So what is Inflation and how does it affect you-you might be asking?
There’s a US court ruling from the 1960’s where the presiding judge famously said about pornography: “I can’t define it, but I know it when I see it”.
It seems the same could be said about inflation. A recent Financial Services Board (FSB) report on financial literacy revealed that, despite the fact that we’re all feeling inflation’s effects, not even a quarter (23%) of South African consumers are able to answer questions on inflation.
Not being able to understand what inflation is makes it harder to understand your money, the value tied to every rand you make – and most of all, how to beat rising inflation’s harsh effects.
So what is inflation? It’s the increase in the cost of goods and services over time and it’s measured as an annual increase. As inflation rises, the money you have effectively buys you a smaller portion of a product or service.
Measuring inflation
CPI is the Consumer Price Index published quarterly by Stats SA, and is a means to measure inflation. Stats SA measures the price changes of consumer goods and services such as food and clothing. Price changes are measured from the perspective of the consumer.
Measuring inflation can be tricky, and one of the ways that it is done is through the use of a ‘market basket’. This is when analysts select a number of goods which Stats SA deems to be representative of the economy. These goods include food, clothing, and other daily expenses. The cost of the goods in the basket is then compared over time, and the extent to which the prices change over time result in a price index. So CPI is the cost of the basket today as a percentage of the cost of a basket of the identical goods in the next year.
So what does inflation have to do with the price of eggs?
When inflation increases, your money’s purchasing power decreases. For example, if the inflation rate is 3%, a box of milk that’s priced at R12 today will cost you R12.36 in a year’s time. People often complain about prices going up, but ideally, their salaries should be increasing with inflation. So while their Rands can buy less, they should be earning more rands – on balance leaving them in more or less the same position from year to year. If salary inflation is lagging behind consumer inflation, then consumers need to look to salary inflation rather than the cost of goods as the driver of the gap between their earnings and the cost of living.

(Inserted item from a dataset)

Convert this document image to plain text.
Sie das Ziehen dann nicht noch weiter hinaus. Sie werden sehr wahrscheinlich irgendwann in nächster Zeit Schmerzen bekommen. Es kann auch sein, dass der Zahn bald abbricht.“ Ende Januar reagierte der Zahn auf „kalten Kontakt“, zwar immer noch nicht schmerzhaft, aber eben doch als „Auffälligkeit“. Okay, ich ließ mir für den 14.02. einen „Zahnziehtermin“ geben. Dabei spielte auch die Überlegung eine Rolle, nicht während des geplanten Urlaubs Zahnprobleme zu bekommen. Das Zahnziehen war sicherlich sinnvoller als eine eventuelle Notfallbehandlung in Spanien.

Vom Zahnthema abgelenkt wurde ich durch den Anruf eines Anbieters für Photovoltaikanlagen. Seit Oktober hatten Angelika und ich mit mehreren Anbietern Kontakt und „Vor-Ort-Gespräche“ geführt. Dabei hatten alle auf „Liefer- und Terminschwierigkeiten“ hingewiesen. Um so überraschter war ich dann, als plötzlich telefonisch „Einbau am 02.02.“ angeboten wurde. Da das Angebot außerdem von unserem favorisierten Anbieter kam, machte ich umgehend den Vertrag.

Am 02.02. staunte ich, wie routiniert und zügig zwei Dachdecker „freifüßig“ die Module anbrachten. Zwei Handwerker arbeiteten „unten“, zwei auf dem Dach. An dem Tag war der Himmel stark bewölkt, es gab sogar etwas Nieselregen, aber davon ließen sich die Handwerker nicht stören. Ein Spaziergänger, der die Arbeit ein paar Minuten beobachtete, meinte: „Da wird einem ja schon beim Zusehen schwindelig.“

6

This is significant considering current events in South Africa around wage disputes and labour unrest. These events stem from the sense that wages aren’t keeping up with inflation. What we’re seeing is that wage increases are in fact much higher than inflation but consumers are still feeling the pinch. This is not just because of consumer inflation, but because other costs like healthcare, electricity, transport, and education costs are going up at a much higher rate than the basket of market goods measured by the Consumer Price Index.
The way that consumer inflation impacts on you also depends on whether the economy has correctly anticipated it or not. If inflation increases in line with expectations, then South Africans can prepare for it, and the cost to them won’t be too high. For example, banks will be able to adjust their interest rates and employees can negotiate their contracts to include wage hikes as prices go up.
Unanticipated inflation, because it is unprepared for, will cause a number of problems:
- Consumers being less likely to spend, which will impact on the economy in the long run;
- A decline in purchasing power. And if you’re retired and rely on a fixed income this will result in a decline in your standard of living;
- If the local inflation rate is greater than that of other countries, there will be a decline in the competitiveness of domestic products – that’s because our locally-made goods will be more expensive relative to that of other countries.